Have you ever been told: “We are going to be agile. And we’ll follow SCRUM from now on.”? Maybe you have been lucky and had a day’s worth of training on the SCRUM framework. So you know that SCRUM teams are self-organizing and nobody tells them how to do their work, they get to decide that for themselves.
But self-organization doesn’t happen just because you tell people that they are now in a self-organizing team.
The transition to self-organization is a redistribution of responsibilities and therefore also a redistribution of authority (power).
Everybody has to adjust. Team members need to gain the skills and the confidence to make decisions and the (former) managers needs to find the confidence and the trust to let go off control s/he thought s/he had. And it isn’t easy to allow others to decide when you are still the one held responsible by the rest of the organisation.
Fortunately, the transition to self-organization does not need to be all or nothing, nor instantaneous. You can do it slowly, area by area, as both manager and team members gain confidence in the new way of doing things.
The idea is to list all areas in which decisions need to be made: tools to use, vacation days, processes, team membership, working on location or remote, who can work on what. In a sense anything and everything to do with running a software development team. Though I’d advice to start with the simple stuff and only add more complex areas as a team grows its self-organizational skills.
For each of the areas up for delegation from manager to team, you then decide what level of delegation you want to see.
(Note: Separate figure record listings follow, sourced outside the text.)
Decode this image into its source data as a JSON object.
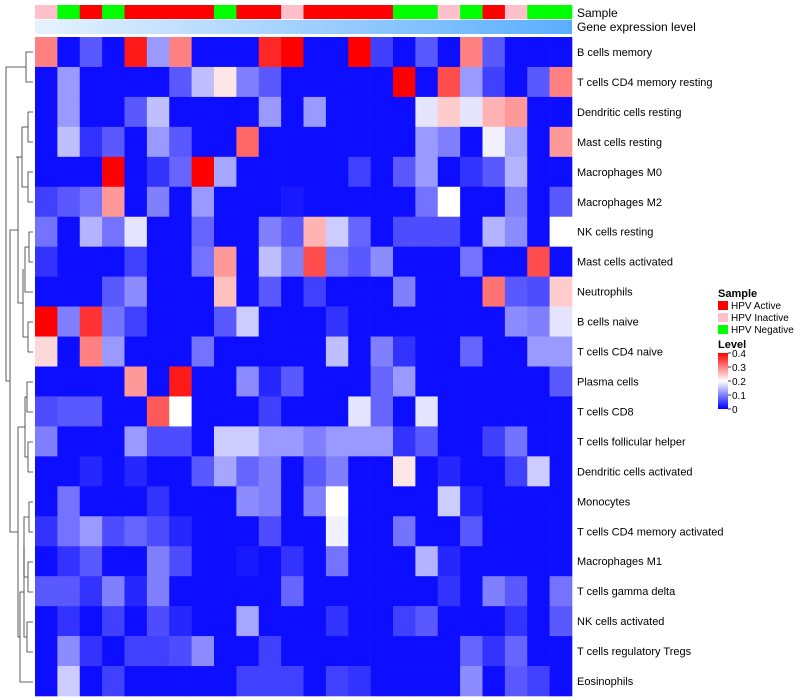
{
  "chart_data": {
    "type": "heatmap",
    "title": "",
    "annotation_titles": [
      "Sample",
      "Gene expression level"
    ],
    "sample_groups": [
      "HPV Inactive",
      "HPV Negative",
      "HPV Active",
      "HPV Negative",
      "HPV Active",
      "HPV Active",
      "HPV Active",
      "HPV Active",
      "HPV Negative",
      "HPV Active",
      "HPV Active",
      "HPV Inactive",
      "HPV Active",
      "HPV Active",
      "HPV Active",
      "HPV Active",
      "HPV Negative",
      "HPV Negative",
      "HPV Inactive",
      "HPV Negative",
      "HPV Active",
      "HPV Inactive",
      "HPV Negative",
      "HPV Negative"
    ],
    "expression_annotation": [
      0.18,
      0.2,
      0.22,
      0.24,
      0.26,
      0.28,
      0.3,
      0.32,
      0.34,
      0.36,
      0.38,
      0.4,
      0.42,
      0.44,
      0.46,
      0.48,
      0.5,
      0.52,
      0.54,
      0.56,
      0.58,
      0.6,
      0.62,
      0.64
    ],
    "rows": [
      "B cells memory",
      "T cells CD4 memory resting",
      "Dendritic cells resting",
      "Mast cells resting",
      "Macrophages M0",
      "Macrophages M2",
      "NK cells resting",
      "Mast cells activated",
      "Neutrophils",
      "B cells naive",
      "T cells CD4 naive",
      "Plasma cells",
      "T cells CD8",
      "T cells follicular helper",
      "Dendritic cells activated",
      "Monocytes",
      "T cells CD4 memory activated",
      "Macrophages M1",
      "T cells gamma delta",
      "NK cells activated",
      "T cells regulatory  Tregs",
      "Eosinophils"
    ],
    "values": [
      [
        0.3,
        0.01,
        0.07,
        0.01,
        0.38,
        0.12,
        0.3,
        0.01,
        0.01,
        0.01,
        0.37,
        0.4,
        0.01,
        0.01,
        0.4,
        0.05,
        0.01,
        0.07,
        0.01,
        0.3,
        0.07,
        0.01,
        0.01,
        0.01
      ],
      [
        0.01,
        0.12,
        0.01,
        0.01,
        0.01,
        0.01,
        0.07,
        0.15,
        0.22,
        0.1,
        0.07,
        0.01,
        0.01,
        0.01,
        0.01,
        0.01,
        0.4,
        0.01,
        0.34,
        0.12,
        0.05,
        0.01,
        0.07,
        0.3
      ],
      [
        0.01,
        0.12,
        0.01,
        0.01,
        0.07,
        0.15,
        0.01,
        0.01,
        0.01,
        0.01,
        0.12,
        0.01,
        0.12,
        0.01,
        0.01,
        0.01,
        0.01,
        0.18,
        0.24,
        0.18,
        0.26,
        0.28,
        0.01,
        0.01
      ],
      [
        0.01,
        0.15,
        0.04,
        0.07,
        0.01,
        0.12,
        0.07,
        0.01,
        0.01,
        0.32,
        0.01,
        0.01,
        0.01,
        0.01,
        0.01,
        0.01,
        0.01,
        0.12,
        0.1,
        0.01,
        0.19,
        0.13,
        0.01,
        0.28
      ],
      [
        0.01,
        0.01,
        0.01,
        0.4,
        0.01,
        0.04,
        0.08,
        0.4,
        0.13,
        0.01,
        0.01,
        0.01,
        0.01,
        0.01,
        0.05,
        0.01,
        0.07,
        0.12,
        0.01,
        0.04,
        0.07,
        0.14,
        0.01,
        0.01
      ],
      [
        0.05,
        0.07,
        0.09,
        0.28,
        0.01,
        0.1,
        0.01,
        0.12,
        0.01,
        0.01,
        0.01,
        0.02,
        0.01,
        0.01,
        0.01,
        0.01,
        0.01,
        0.09,
        0.2,
        0.01,
        0.01,
        0.1,
        0.01,
        0.07
      ],
      [
        0.09,
        0.01,
        0.14,
        0.09,
        0.18,
        0.01,
        0.01,
        0.08,
        0.01,
        0.01,
        0.1,
        0.07,
        0.26,
        0.16,
        0.08,
        0.01,
        0.06,
        0.06,
        0.06,
        0.01,
        0.14,
        0.11,
        0.01,
        0.2
      ],
      [
        0.04,
        0.01,
        0.01,
        0.01,
        0.05,
        0.01,
        0.01,
        0.09,
        0.28,
        0.01,
        0.15,
        0.1,
        0.34,
        0.09,
        0.07,
        0.11,
        0.01,
        0.01,
        0.01,
        0.09,
        0.01,
        0.01,
        0.34,
        0.01
      ],
      [
        0.01,
        0.01,
        0.01,
        0.07,
        0.11,
        0.01,
        0.01,
        0.01,
        0.25,
        0.01,
        0.07,
        0.01,
        0.05,
        0.01,
        0.01,
        0.01,
        0.1,
        0.01,
        0.01,
        0.01,
        0.31,
        0.07,
        0.06,
        0.24
      ],
      [
        0.4,
        0.1,
        0.36,
        0.09,
        0.05,
        0.01,
        0.01,
        0.01,
        0.07,
        0.16,
        0.01,
        0.01,
        0.01,
        0.04,
        0.01,
        0.01,
        0.01,
        0.01,
        0.01,
        0.01,
        0.01,
        0.11,
        0.1,
        0.18
      ],
      [
        0.23,
        0.01,
        0.3,
        0.12,
        0.01,
        0.01,
        0.01,
        0.09,
        0.01,
        0.01,
        0.01,
        0.01,
        0.01,
        0.15,
        0.01,
        0.1,
        0.04,
        0.01,
        0.01,
        0.08,
        0.01,
        0.01,
        0.12,
        0.12
      ],
      [
        0.01,
        0.01,
        0.01,
        0.01,
        0.28,
        0.01,
        0.38,
        0.01,
        0.01,
        0.11,
        0.03,
        0.07,
        0.01,
        0.01,
        0.01,
        0.08,
        0.12,
        0.01,
        0.01,
        0.01,
        0.01,
        0.01,
        0.01,
        0.07
      ],
      [
        0.06,
        0.07,
        0.07,
        0.01,
        0.01,
        0.33,
        0.2,
        0.01,
        0.01,
        0.01,
        0.05,
        0.01,
        0.01,
        0.01,
        0.18,
        0.08,
        0.01,
        0.18,
        0.01,
        0.01,
        0.01,
        0.01,
        0.01,
        0.01
      ],
      [
        0.1,
        0.01,
        0.01,
        0.01,
        0.12,
        0.06,
        0.06,
        0.01,
        0.16,
        0.16,
        0.12,
        0.12,
        0.1,
        0.12,
        0.12,
        0.12,
        0.04,
        0.07,
        0.01,
        0.01,
        0.05,
        0.09,
        0.01,
        0.01
      ],
      [
        0.01,
        0.01,
        0.03,
        0.01,
        0.03,
        0.01,
        0.01,
        0.07,
        0.13,
        0.08,
        0.1,
        0.01,
        0.07,
        0.1,
        0.01,
        0.01,
        0.22,
        0.01,
        0.03,
        0.01,
        0.01,
        0.05,
        0.16,
        0.01
      ],
      [
        0.01,
        0.09,
        0.01,
        0.01,
        0.01,
        0.04,
        0.01,
        0.01,
        0.01,
        0.11,
        0.1,
        0.01,
        0.1,
        0.2,
        0.01,
        0.01,
        0.01,
        0.01,
        0.16,
        0.03,
        0.01,
        0.01,
        0.01,
        0.01
      ],
      [
        0.04,
        0.09,
        0.12,
        0.06,
        0.08,
        0.06,
        0.03,
        0.01,
        0.01,
        0.01,
        0.06,
        0.01,
        0.01,
        0.19,
        0.01,
        0.01,
        0.09,
        0.01,
        0.01,
        0.07,
        0.01,
        0.01,
        0.01,
        0.01
      ],
      [
        0.01,
        0.04,
        0.07,
        0.01,
        0.01,
        0.1,
        0.06,
        0.01,
        0.01,
        0.02,
        0.01,
        0.04,
        0.01,
        0.09,
        0.01,
        0.01,
        0.01,
        0.14,
        0.03,
        0.01,
        0.01,
        0.01,
        0.01,
        0.01
      ],
      [
        0.07,
        0.07,
        0.04,
        0.1,
        0.03,
        0.1,
        0.01,
        0.01,
        0.01,
        0.01,
        0.01,
        0.08,
        0.01,
        0.01,
        0.01,
        0.01,
        0.01,
        0.01,
        0.04,
        0.01,
        0.1,
        0.07,
        0.01,
        0.09
      ],
      [
        0.01,
        0.04,
        0.01,
        0.05,
        0.01,
        0.06,
        0.03,
        0.01,
        0.01,
        0.13,
        0.01,
        0.01,
        0.01,
        0.04,
        0.01,
        0.01,
        0.05,
        0.07,
        0.01,
        0.01,
        0.01,
        0.04,
        0.01,
        0.07
      ],
      [
        0.01,
        0.11,
        0.04,
        0.01,
        0.05,
        0.05,
        0.06,
        0.11,
        0.01,
        0.01,
        0.05,
        0.01,
        0.01,
        0.01,
        0.01,
        0.01,
        0.01,
        0.01,
        0.01,
        0.08,
        0.04,
        0.08,
        0.01,
        0.01
      ],
      [
        0.01,
        0.16,
        0.01,
        0.05,
        0.01,
        0.01,
        0.01,
        0.01,
        0.01,
        0.05,
        0.05,
        0.05,
        0.01,
        0.05,
        0.04,
        0.01,
        0.01,
        0.01,
        0.01,
        0.11,
        0.01,
        0.07,
        0.05,
        0.01
      ]
    ],
    "color_scale": {
      "min": 0,
      "mid": 0.2,
      "max": 0.4,
      "low": "#0000ff",
      "midColor": "#ffffff",
      "high": "#ff0000"
    },
    "legend": {
      "sample_title": "Sample",
      "sample_items": [
        {
          "label": "HPV Active",
          "color": "#ff0000"
        },
        {
          "label": "HPV Inactive",
          "color": "#ffc0cb"
        },
        {
          "label": "HPV Negative",
          "color": "#00ff00"
        }
      ],
      "level_title": "Level",
      "level_ticks": [
        {
          "value": 0.4,
          "label": "0.4"
        },
        {
          "value": 0.3,
          "label": "0.3"
        },
        {
          "value": 0.2,
          "label": "0.2"
        },
        {
          "value": 0.1,
          "label": "0.1"
        },
        {
          "value": 0,
          "label": "0"
        }
      ]
    }
  }
}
The delegation levels range from “I decide and tell my people what needs to be done by whom, by when and how to do it” to “my people have full delegated authority”. Specifically:
- Tell – manager decides, may explain, but discussion is not desired nor assumed
- Sell – manager decides, but tries to convince and make people feel involved
- Consult – manager asks for input, then decides, respecting people’s opinions
- Agree – discuss with everyone involved and reach consensus
- Advise – manager offers opinion, but it will be the team’s decision
- Inquire – manager leaves it to the team to decide, asks to be convinced afterwards
- Delegate – manager leaves decision to the team, and doesn’t even ask for details about it
To decide the levels, you can play delegation poker. It’s like a story point poker for an item on the backlog. You all discuss what the delegation level should be and then everyone involved throws a poker card with the level they want.
While everyone gets a vote, the person ultimately responsible for a team’s performance (the manager) is the only one who gets to decide what the delegation level will be.
As people are prone to fall back into old habits, it’s a good idea to keep what was decided at the front and center of everybody’s mind by hanging a delegation board in an area where decisions to be made are discussed. You can do this with a delegation board: a matrix of the decision areas on the left and the delegation levels on the top and a card or sticky note indicating the delegation level for an area.
It’s also important to remember that delegation levels are not set in stone. As a team gets more skilled in self-organization, delegation levels can go up. So do consider playing the delegation poker game regularly. For example every couple of sprints.
Tell me, had you heard of delegation boards and delegation poker before? Have you already used them? I’d love to hear your stories about them. If you haven’t, do you see ways in which you could use them in your situation? I’d love to hear how you get on with that.